Although it was still too dark to see well, Joe absentmindedly thrust his right hand into the sack to extract the specimen and have a look. Immediately, he winced with pain and yanked out his hand. A tiny black-and-white banded snake, less than ten inches long, was dangling limply from his middle finger, its fangs still sunk into his flesh.
In the fall of 2001, deep in the jungle of Burma, a team of scientists is searching for rare snakes. They are led by Dr. Joe Slowinski, at forty already one of the most brilliant biologists of our time. It is the most ambitious scientific expedition ever mounted into this remote region, venturing into the foothills of the Himalayas. The bold undertaking is brought to a dramatic halt by the bite of the many-banded krait, the deadliest serpent in Asia. In the moment he pulled his hand from the specimen bag and saw the krait, Joe knew that his life was in grave and imminent peril. Thus began one of the most remarkable wilderness rescue attempts of modern times, as Joe’s teammates kept him alive for thirty hours by mouth-to-mouth respiration, waiting for a rescue that never came.

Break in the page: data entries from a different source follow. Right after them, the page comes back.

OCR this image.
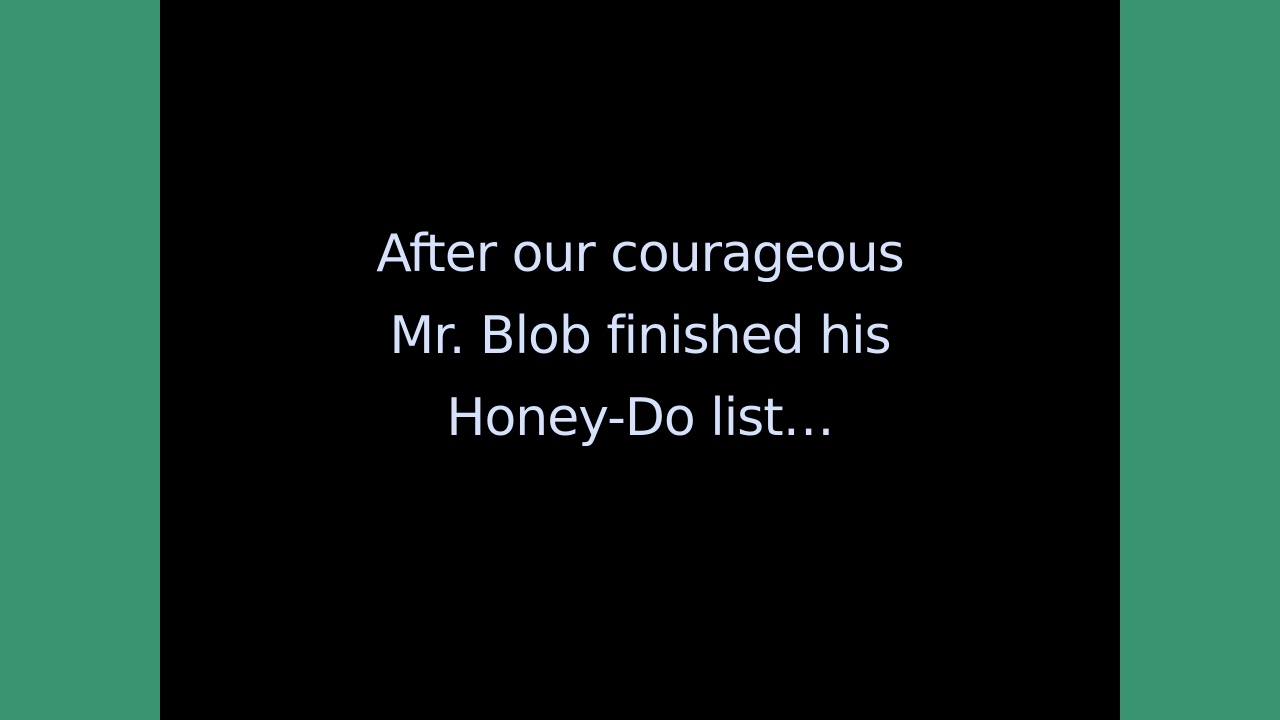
After our courageous
Mr. Blob finished his
Honey-Do list…
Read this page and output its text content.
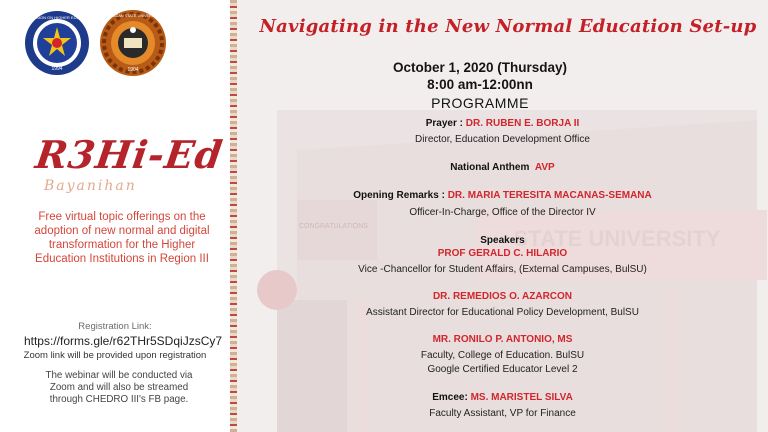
1994
COMMISSION ON HIGHER EDUCATION
1904
BULACAN STATE UNIVERSITY
R3Hi-Ed
Bayanihan
Free virtual topic offerings on the adoption of new normal and digital transformation for the Higher Education Institutions in Region III
Registration Link:
https://forms.gle/r62THr5SDqiJzsCy7
Zoom link will be provided upon registration
The webinar will be conducted via Zoom and will also be streamed through CHEDRO III's FB page.
CONGRATULATIONS	STATE UNIVERSITY
Navigating in the New Normal Education Set-up
October 1, 2020 (Thursday)
8:00 am-12:00nn
PROGRAMME
Prayer : DR. RUBEN E. BORJA II
Director, Education Development Office
National Anthem AVP
Opening Remarks : DR. MARIA TERESITA MACANAS-SEMANA
Officer-In-Charge, Office of the Director IV
Speakers
PROF GERALD C. HILARIO
Vice -Chancellor for Student Affairs, (External Campuses, BulSU)
DR. REMEDIOS O. AZARCON
Assistant Director for Educational Policy Development, BulSU
MR. RONILO P. ANTONIO, MS
Faculty, College of Education. BulSU
Google Certified Educator Level 2
Emcee: MS. MARISTEL SILVA
Faculty Assistant, VP for Finance
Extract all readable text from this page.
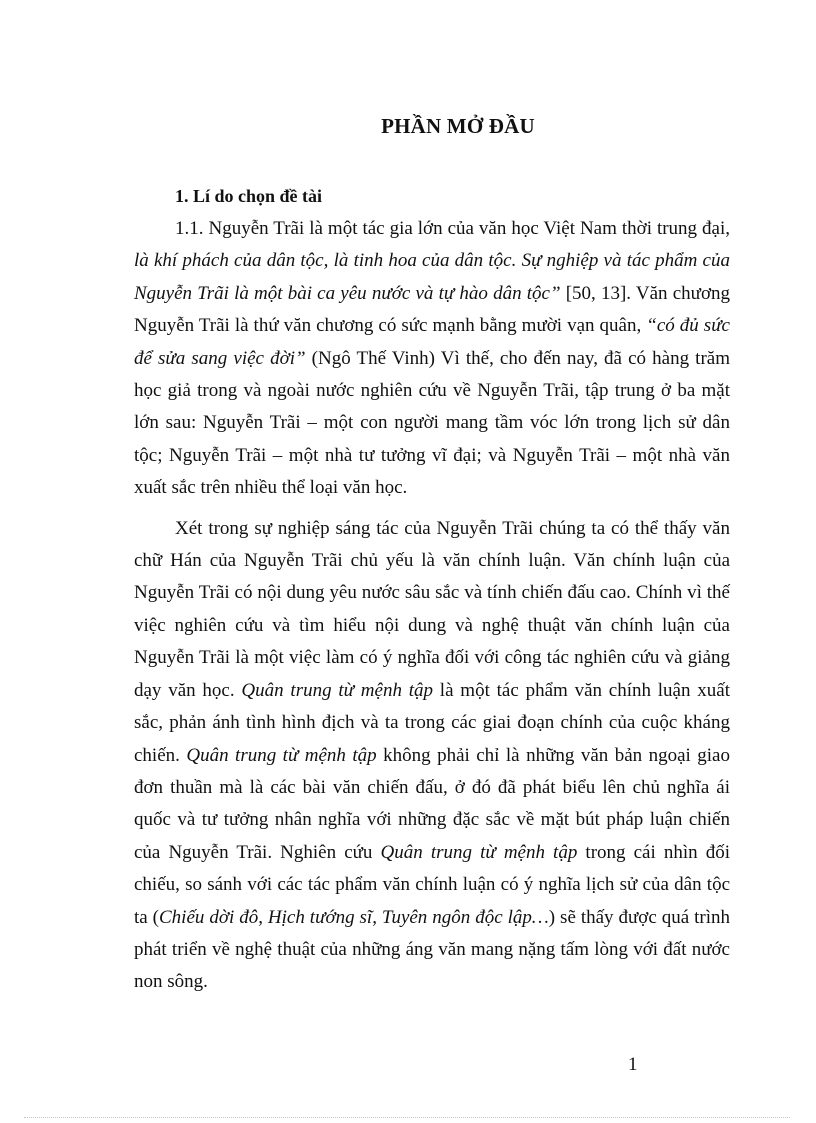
PHẦN MỞ ĐẦU
1. Lí do chọn đề tài

1.1. Nguyễn Trãi là một tác gia lớn của văn học Việt Nam thời trung đại, là khí phách của dân tộc, là tinh hoa của dân tộc. Sự nghiệp và tác phẩm của Nguyễn Trãi là một bài ca yêu nước và tự hào dân tộc” [50, 13]. Văn chương Nguyễn Trãi là thứ văn chương có sức mạnh bằng mười vạn quân, “có đủ sức để sửa sang việc đời” (Ngô Thế Vinh) Vì thế, cho đến nay, đã có hàng trăm học giả trong và ngoài nước nghiên cứu về Nguyễn Trãi, tập trung ở ba mặt lớn sau: Nguyễn Trãi – một con người mang tầm vóc lớn trong lịch sử dân tộc; Nguyễn Trãi – một nhà tư tưởng vĩ đại; và Nguyễn Trãi – một nhà văn xuất sắc trên nhiều thể loại văn học.

Xét trong sự nghiệp sáng tác của Nguyễn Trãi chúng ta có thể thấy văn chữ Hán của Nguyễn Trãi chủ yếu là văn chính luận. Văn chính luận của Nguyễn Trãi có nội dung yêu nước sâu sắc và tính chiến đấu cao. Chính vì thế việc nghiên cứu và tìm hiểu nội dung và nghệ thuật văn chính luận của Nguyễn Trãi là một việc làm có ý nghĩa đối với công tác nghiên cứu và giảng dạy văn học. Quân trung từ mệnh tập là một tác phẩm văn chính luận xuất sắc, phản ánh tình hình địch và ta trong các giai đoạn chính của cuộc kháng chiến. Quân trung từ mệnh tập không phải chỉ là những văn bản ngoại giao đơn thuần mà là các bài văn chiến đấu, ở đó đã phát biểu lên chủ nghĩa ái quốc và tư tưởng nhân nghĩa với những đặc sắc về mặt bút pháp luận chiến của Nguyễn Trãi. Nghiên cứu Quân trung từ mệnh tập trong cái nhìn đối chiếu, so sánh với các tác phẩm văn chính luận có ý nghĩa lịch sử của dân tộc ta (Chiếu dời đô, Hịch tướng sĩ, Tuyên ngôn độc lập…) sẽ thấy được quá trình phát triển về nghệ thuật của những áng văn mang nặng tấm lòng với đất nước non sông.

1
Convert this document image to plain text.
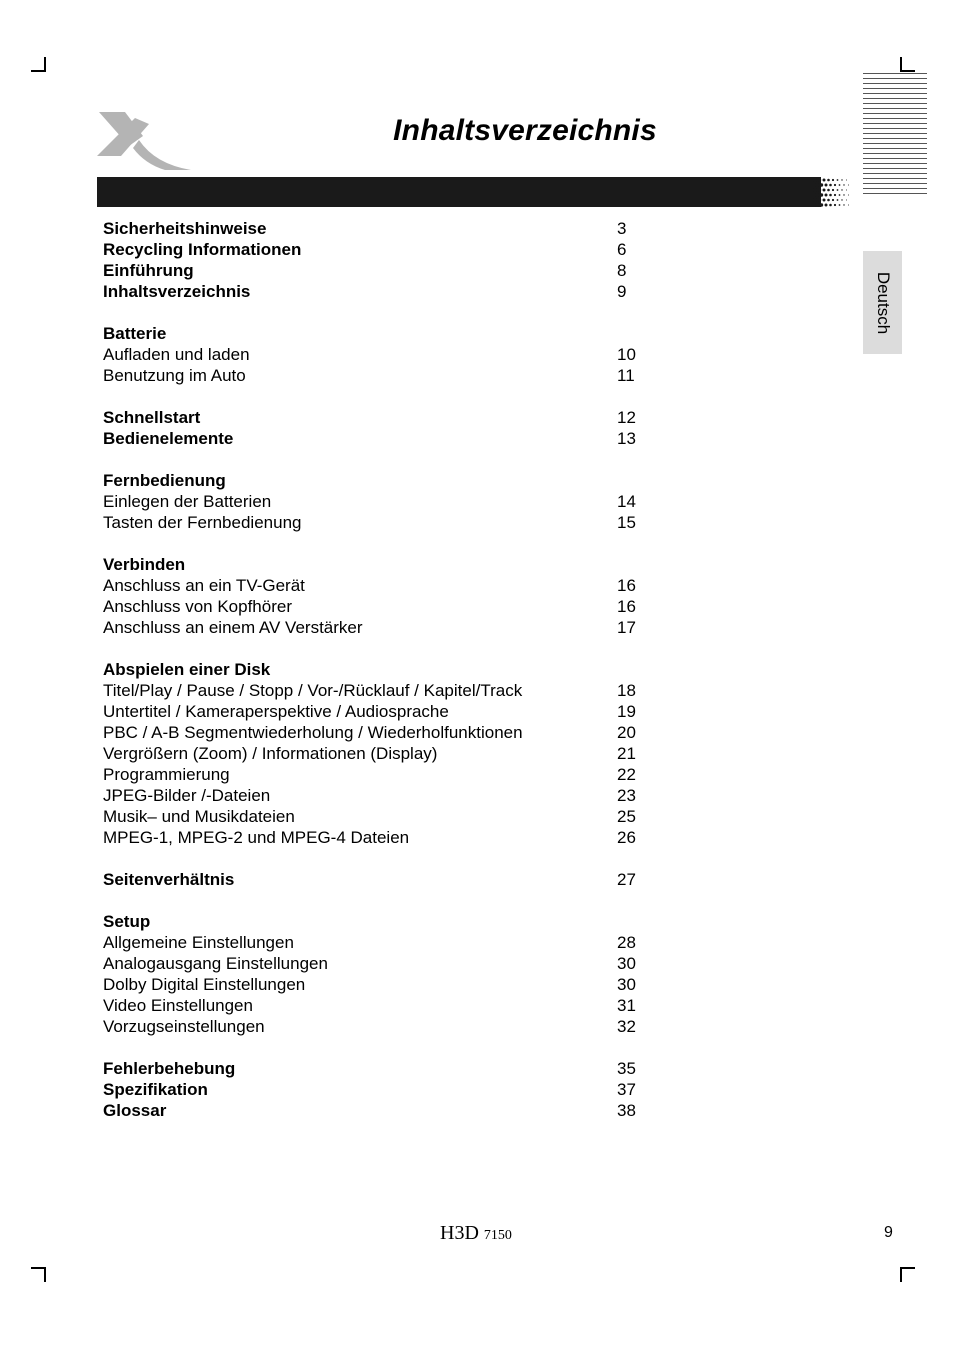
Inhaltsverzeichnis
Deutsch
Sicherheitshinweise	3
Recycling Informationen	6
Einführung	8
Inhaltsverzeichnis	9
Batterie
Aufladen und laden	10
Benutzung im Auto	11
Schnellstart	12
Bedienelemente	13
Fernbedienung
Einlegen der Batterien	14
Tasten der Fernbedienung	15
Verbinden
Anschluss an ein TV-Gerät	16
Anschluss von Kopfhörer	16
Anschluss an einem AV Verstärker	17
Abspielen einer Disk
Titel/Play / Pause / Stopp / Vor-/Rücklauf / Kapitel/Track	18
Untertitel / Kameraperspektive / Audiosprache	19
PBC / A-B Segmentwiederholung / Wiederholfunktionen	20
Vergrößern (Zoom) / Informationen (Display)	21
Programmierung	22
JPEG-Bilder /-Dateien	23
Musik– und Musikdateien	25
MPEG-1, MPEG-2 und MPEG-4 Dateien	26
Seitenverhältnis	27
Setup
Allgemeine Einstellungen	28
Analogausgang Einstellungen	30
Dolby Digital Einstellungen	30
Video Einstellungen	31
Vorzugseinstellungen	32
Fehlerbehebung	35
Spezifikation	37
Glossar	38
H3D 7150	9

A daredevil obsessed with venomous snakes since his youth, Slowinski was a modern-day adventurer who rose quickly to the top of his field, discovering many previously unidentified snake species in his brief yet exhilarating career. The Snake Charmer is at once brilliant biography and exotic travel literature, blended with an accessible introduction to the bizarre, fascinating-and sometimes controversial-world of snake science. The narrative transports the reader into primeval wilderness, from the Everglades to Peru to Burma, in search of rattlesnakes and boa constrictors, kraits and cobras.
Joe Slowinski’s career was fast and exciting, his tragic final expedition a pulse-pounding struggle between man and nature. In The Snake Charmer, renowned journalist and author Jamie James captures the life and death of this charismatic, endlessly fascinating man. Exhaustively researched in interviews with Slowinski’s colleagues and family, and the author’s own trek into the wilds of Burma, this is narrative nonfiction in the tradition of Into the Wild and The Perfect Storm.